- ICH GCP
- Registro degli studi clinici negli Stati Uniti
- Sperimentazione clinica NCT06340724
Decotto di Banxiaxiexin combinato con la doppia terapia Vonoprazan-Amoxicillina nell'eradicazione dell'H. Pylori
26 marzo 2024 aggiornato da: Nanjing First Hospital, Nanjing Medical University
Decocton di Banxiaxiexin per 14 giorni combinato con la doppia terapia con Vonoprazan-Amoxicillina nel trattamento dell'infezione da Helicobacter Pylori complicata con dispepsia funzionale: uno studio monocentrico, randomizzato e controllato
La duplice terapia con vonoprazan e amoxicillina ad alte dosi è stata utilizzata come gruppo di controllo per valutare l'efficacia clinica e la sicurezza del decotto di Banxiaxiexin combinato con la duplice terapia con vonoprazan e amoxicillina ad alte dosi nel trattamento dell'infezione da Helicobacter pylori complicata da dispepsia funzionale, attraverso uno studio randomizzato controllato. sentiero.
Panoramica dello studio
Stato
Non ancora reclutamento
Condizioni
Intervento / Trattamento
Descrizione dettagliata
Helicobacter pylori (H.pylori) è
un patogeno gastrico, correlato a vari disturbi gastrointestinali.
È ormai opinione diffusa tra gli esperti che l'infezione da H.pylori debba essere trattata una volta riconosciuta.
La duplice terapia con Vonoprazan e amoxicillina ad alte dosi rappresenta un potenziale regime di eradicazione dell'H.pylori.
Fornisce un tasso di eradicazione soddisfacente del 90%.
Tuttavia, presenta alcune limitazioni, tra cui una serie di problemi come un basso tasso di eradicazione e maggiori effetti collaterali dell’eradicazione nei pazienti ricorrenti.
I principali effetti collaterali della doppia terapia per l'eradicazione sono sintomi correlati alla carenza di motilità gastrica e all'indigestione, come gonfiore, dolore addominale, eruttazione, reflusso acido, ecc.
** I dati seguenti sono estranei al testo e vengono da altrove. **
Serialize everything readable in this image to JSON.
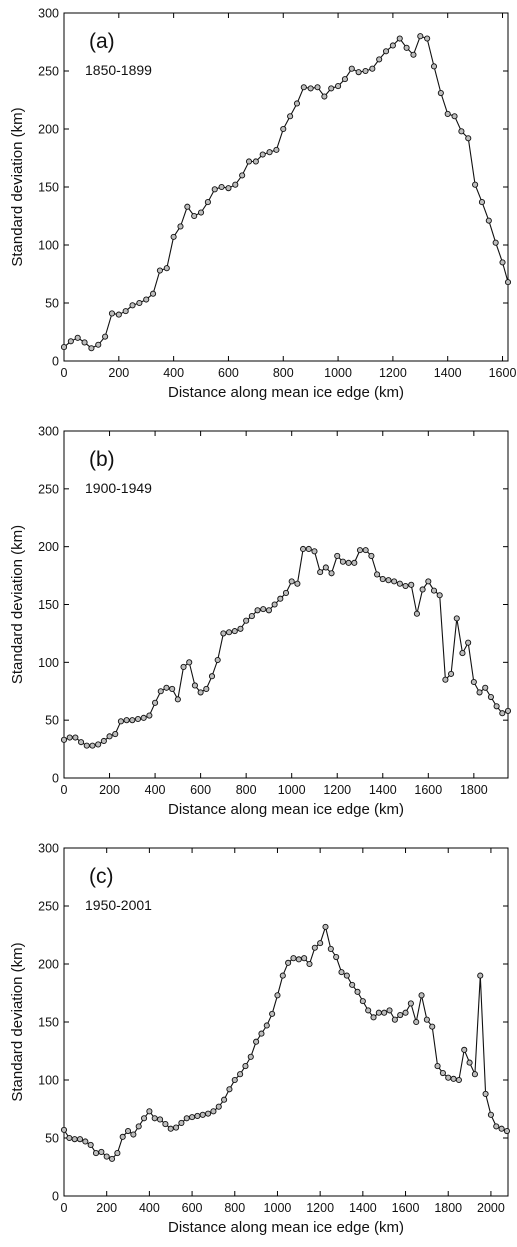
{
  "chart_data": [
    {
      "type": "line",
      "panel": "(a)",
      "period": "1850-1899",
      "xlabel": "Distance along mean ice edge (km)",
      "ylabel": "Standard deviation (km)",
      "xlim": [
        0,
        1620
      ],
      "ylim": [
        0,
        300
      ],
      "xticks": [
        0,
        200,
        400,
        600,
        800,
        1000,
        1200,
        1400,
        1600
      ],
      "yticks": [
        0,
        50,
        100,
        150,
        200,
        250,
        300
      ],
      "grid": false,
      "x": [
        0,
        25,
        50,
        75,
        100,
        125,
        150,
        175,
        200,
        225,
        250,
        275,
        300,
        325,
        350,
        375,
        400,
        425,
        450,
        475,
        500,
        525,
        550,
        575,
        600,
        625,
        650,
        675,
        700,
        725,
        750,
        775,
        800,
        825,
        850,
        875,
        900,
        925,
        950,
        975,
        1000,
        1025,
        1050,
        1075,
        1100,
        1125,
        1150,
        1175,
        1200,
        1225,
        1250,
        1275,
        1300,
        1325,
        1350,
        1375,
        1400,
        1425,
        1450,
        1475,
        1500,
        1525,
        1550,
        1575,
        1600,
        1620
      ],
      "y": [
        12,
        17,
        20,
        16,
        11,
        14,
        21,
        41,
        40,
        43,
        48,
        50,
        53,
        58,
        78,
        80,
        107,
        116,
        133,
        125,
        128,
        137,
        148,
        150,
        149,
        152,
        160,
        172,
        172,
        178,
        180,
        182,
        200,
        211,
        222,
        236,
        235,
        236,
        228,
        235,
        237,
        243,
        252,
        249,
        250,
        252,
        260,
        267,
        272,
        278,
        270,
        264,
        280,
        278,
        254,
        231,
        213,
        211,
        198,
        192,
        152,
        137,
        121,
        102,
        85,
        68
      ]
    },
    {
      "type": "line",
      "panel": "(b)",
      "period": "1900-1949",
      "xlabel": "Distance along mean ice edge (km)",
      "ylabel": "Standard deviation (km)",
      "xlim": [
        0,
        1950
      ],
      "ylim": [
        0,
        300
      ],
      "xticks": [
        0,
        200,
        400,
        600,
        800,
        1000,
        1200,
        1400,
        1600,
        1800
      ],
      "yticks": [
        0,
        50,
        100,
        150,
        200,
        250,
        300
      ],
      "grid": false,
      "x": [
        0,
        25,
        50,
        75,
        100,
        125,
        150,
        175,
        200,
        225,
        250,
        275,
        300,
        325,
        350,
        375,
        400,
        425,
        450,
        475,
        500,
        525,
        550,
        575,
        600,
        625,
        650,
        675,
        700,
        725,
        750,
        775,
        800,
        825,
        850,
        875,
        900,
        925,
        950,
        975,
        1000,
        1025,
        1050,
        1075,
        1100,
        1125,
        1150,
        1175,
        1200,
        1225,
        1250,
        1275,
        1300,
        1325,
        1350,
        1375,
        1400,
        1425,
        1450,
        1475,
        1500,
        1525,
        1550,
        1575,
        1600,
        1625,
        1650,
        1675,
        1700,
        1725,
        1750,
        1775,
        1800,
        1825,
        1850,
        1875,
        1900,
        1925,
        1950
      ],
      "y": [
        33,
        35,
        35,
        31,
        28,
        28,
        29,
        32,
        36,
        38,
        49,
        50,
        50,
        51,
        52,
        54,
        65,
        75,
        78,
        77,
        68,
        96,
        100,
        80,
        74,
        77,
        88,
        102,
        125,
        126,
        127,
        129,
        136,
        140,
        145,
        146,
        145,
        150,
        155,
        160,
        170,
        168,
        198,
        198,
        196,
        178,
        182,
        177,
        192,
        187,
        186,
        186,
        197,
        197,
        192,
        176,
        172,
        171,
        170,
        168,
        166,
        167,
        142,
        163,
        170,
        162,
        158,
        85,
        90,
        138,
        108,
        117,
        83,
        74,
        78,
        70,
        62,
        56,
        58
      ]
    },
    {
      "type": "line",
      "panel": "(c)",
      "period": "1950-2001",
      "xlabel": "Distance along mean ice edge (km)",
      "ylabel": "Standard deviation (km)",
      "xlim": [
        0,
        2080
      ],
      "ylim": [
        0,
        300
      ],
      "xticks": [
        0,
        200,
        400,
        600,
        800,
        1000,
        1200,
        1400,
        1600,
        1800,
        2000
      ],
      "yticks": [
        0,
        50,
        100,
        150,
        200,
        250,
        300
      ],
      "grid": false,
      "x": [
        0,
        25,
        50,
        75,
        100,
        125,
        150,
        175,
        200,
        225,
        250,
        275,
        300,
        325,
        350,
        375,
        400,
        425,
        450,
        475,
        500,
        525,
        550,
        575,
        600,
        625,
        650,
        675,
        700,
        725,
        750,
        775,
        800,
        825,
        850,
        875,
        900,
        925,
        950,
        975,
        1000,
        1025,
        1050,
        1075,
        1100,
        1125,
        1150,
        1175,
        1200,
        1225,
        1250,
        1275,
        1300,
        1325,
        1350,
        1375,
        1400,
        1425,
        1450,
        1475,
        1500,
        1525,
        1550,
        1575,
        1600,
        1625,
        1650,
        1675,
        1700,
        1725,
        1750,
        1775,
        1800,
        1825,
        1850,
        1875,
        1900,
        1925,
        1950,
        1975,
        2000,
        2025,
        2050,
        2075
      ],
      "y": [
        57,
        50,
        49,
        49,
        47,
        44,
        37,
        38,
        34,
        32,
        37,
        51,
        56,
        53,
        60,
        67,
        73,
        67,
        66,
        62,
        58,
        59,
        63,
        67,
        68,
        69,
        70,
        71,
        73,
        77,
        83,
        92,
        100,
        105,
        112,
        120,
        133,
        140,
        147,
        157,
        173,
        190,
        201,
        205,
        204,
        205,
        200,
        214,
        218,
        232,
        213,
        206,
        193,
        190,
        182,
        176,
        168,
        160,
        154,
        158,
        158,
        160,
        152,
        156,
        158,
        166,
        150,
        173,
        152,
        146,
        112,
        106,
        102,
        101,
        100,
        126,
        115,
        105,
        190,
        88,
        70,
        60,
        58,
        56
      ]
    }
  ]
}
La combinazione della medicina tradizionale cinese può essere uno dei modi efficaci per risolvere i problemi di cui sopra. Questo studio si propone di confrontare l'efficacia del decotto di Banxiaxiexin combinato con la doppia terapia con vonoprazan e amoxicillina ad alte dosi, con quella della duplice terapia con vonoprazan e amoxicillina ad alte dosi.
Tipo di studio
Interventistico
Iscrizione (Stimato)
100
Fase
- Prima fase 1
Contatti e Sedi
Questa sezione fornisce i recapiti di coloro che conducono lo studio e informazioni su dove viene condotto lo studio.
Contatto studio
- Nome: Wenjuan Wei, Doctorate
- Numero di telefono: +8618851009006
- Email: wjwei.hf@hotmail.com
Backup dei contatti dello studio
- Nome: Wanli Liu, Doctorate
Luoghi di studio
-
-
Jiangsu
-
Nanjing, Jiangsu, Cina, 210006
- Nanjing First Hospitai
-
Contatto:
- Wenjuan Wei, Doctorate
- Numero di telefono: +8618851009006
- Email: wjwei.hf@hotmail.com
-
-
Criteri di partecipazione
I ricercatori cercano persone che corrispondano a una certa descrizione, chiamata criteri di ammissibilità. Alcuni esempi di questi criteri sono le condizioni generali di salute di una persona o trattamenti precedenti.
Criteri di ammissibilità
Età idonea allo studio
- Adulto
- Adulto più anziano
Accetta volontari sani
No
Descrizione
Criterio di inclusione:
- Età 18-65 anni
- Pazienti con infezione da H.pylori
- Diagnosi come dispepsia funzionale
- Soddisfa i criteri diagnostici della sindrome da caldo freddo di H. pylori nella medicina tradizionale cinese.
- Pazienti che non hanno ricevuto in precedenza un trattamento di eradicazione dell'H. pylori o che non hanno avuto successo nell'eradicazione nella fase iniziale ma non hanno ricevuto un trattamento di eradicazione entro sei mesi.
- Offriti volontario per partecipare a questo esperimento e firma il consenso informato.
Criteri di esclusione:
- Allergia ai farmaci di ricerca (allergia alla penicillina, ecc.)
- Pazienti con ulcera gastrica e duodenale, ostruzione pilorica, varici esofagee e gastriche, gastrorragia, mucosa gastrointestinale con displasia, tumore maligno gastrico e altre malattie gastrointestinali.
- Pazienti con gravi malattie cardiache, cerebrali, epatiche, renali, del sistema emopoietico e del tessuto connettivo
- Pazienti che hanno ricevuto un trattamento di eradicazione dell'H. pylori entro sei mesi.
- Antibiotici e bismuto sono stati utilizzati 4 settimane prima dell'inizio del trattamento in studio e l'antagonista del recettore H2 dell'istamina o PPI è stato utilizzato 2 settimane prima dell'inizio del trattamento in studio.
- Utilizzare ormone corticosurrenale, farmaci antinfiammatori non steroidei o anticoagulanti.
- Storia di chirurgia esofagea o gastrica
- Donne in gravidanza e in allattamento
Piano di studio
Questa sezione fornisce i dettagli del piano di studio, compreso il modo in cui lo studio è progettato e ciò che lo studio sta misurando.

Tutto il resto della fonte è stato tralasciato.